The result is even more robust than this, though. For one might also contest t′ _I . The Silurian hypothesis suggests that a civilization could have emerged as early as the Carboniferous period (350 Mya), and we would have no record of its existence today (Schmidt and Frank, 2019). Figure 1 reveals that even this scenario leads to a minimum odds factor ² of 10.4:1 for all possible T. Finally, perhaps the most extreme possibility is a civilization emerging during the Cambrian explosion (535 Mya), the very start of complex life on Earth. Yet even this scenario still has a minimum odds factor of 10.0:1. The LUCA date is so far back that its effect overwhelms the weak anthropic principle, as well as any plausible variations on the other parameters involved.

Our work assumes that life began on Earth rather than via panspermia.
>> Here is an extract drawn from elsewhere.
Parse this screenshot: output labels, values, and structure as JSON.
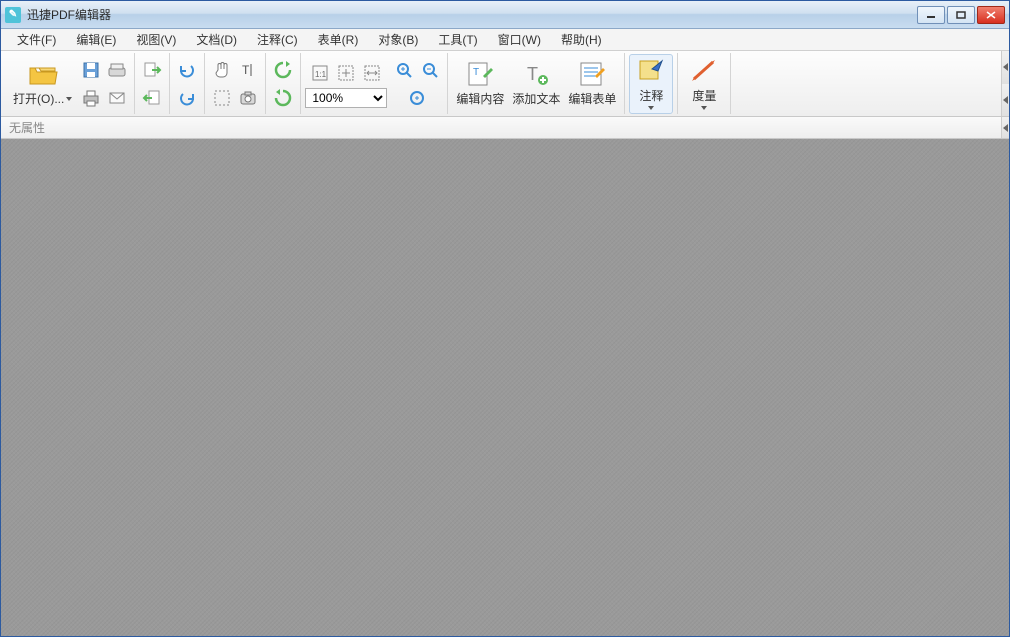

Consider instead that life began on Mars and then transferred to Earth. The cooling timescale is proportional to planetary radius, and thus if Earth cooled from the Moon-forming impact (4.48 Gya [Canup et al., 2023]) to oceans in ∼76 Myr (Wilde et al., 2001), then Mars could have cooled in 40 Myr and had oceans no earlier than 4.50 Gya. The latest (most pessimistic) abiogenesis date would be the LUCA value, giving Z fast - life / Z slow - life > 9.0 assuming 0.9 Gyr for Earth’s habitability (Caldeira and Kasting, 1992). This becomes 10.5 using the more modern 1.8 Gyr value (Graham et al., 2024). Accordingly, despite invoking contrivances to engineer this number as small as possible, it still floats around the “strong evidence” threshold. For nondirected interstellar panspermia, it is shown in the Appendix that this would require essentially all interstellar objects to be life-bearing in order to work, which is simply implausible.

There are two caveats to the main result presented. First, the LUCA date is a recent result that may not stand up to scrutiny; our result is conditional in this sense. Second, our result does not establish that life is common, since Earth’s conditions could be incredibly rare (Ward and Brownlee, 2000). Our next task is clearly to look out and address this question: How common are conditions analogous to those of Earth?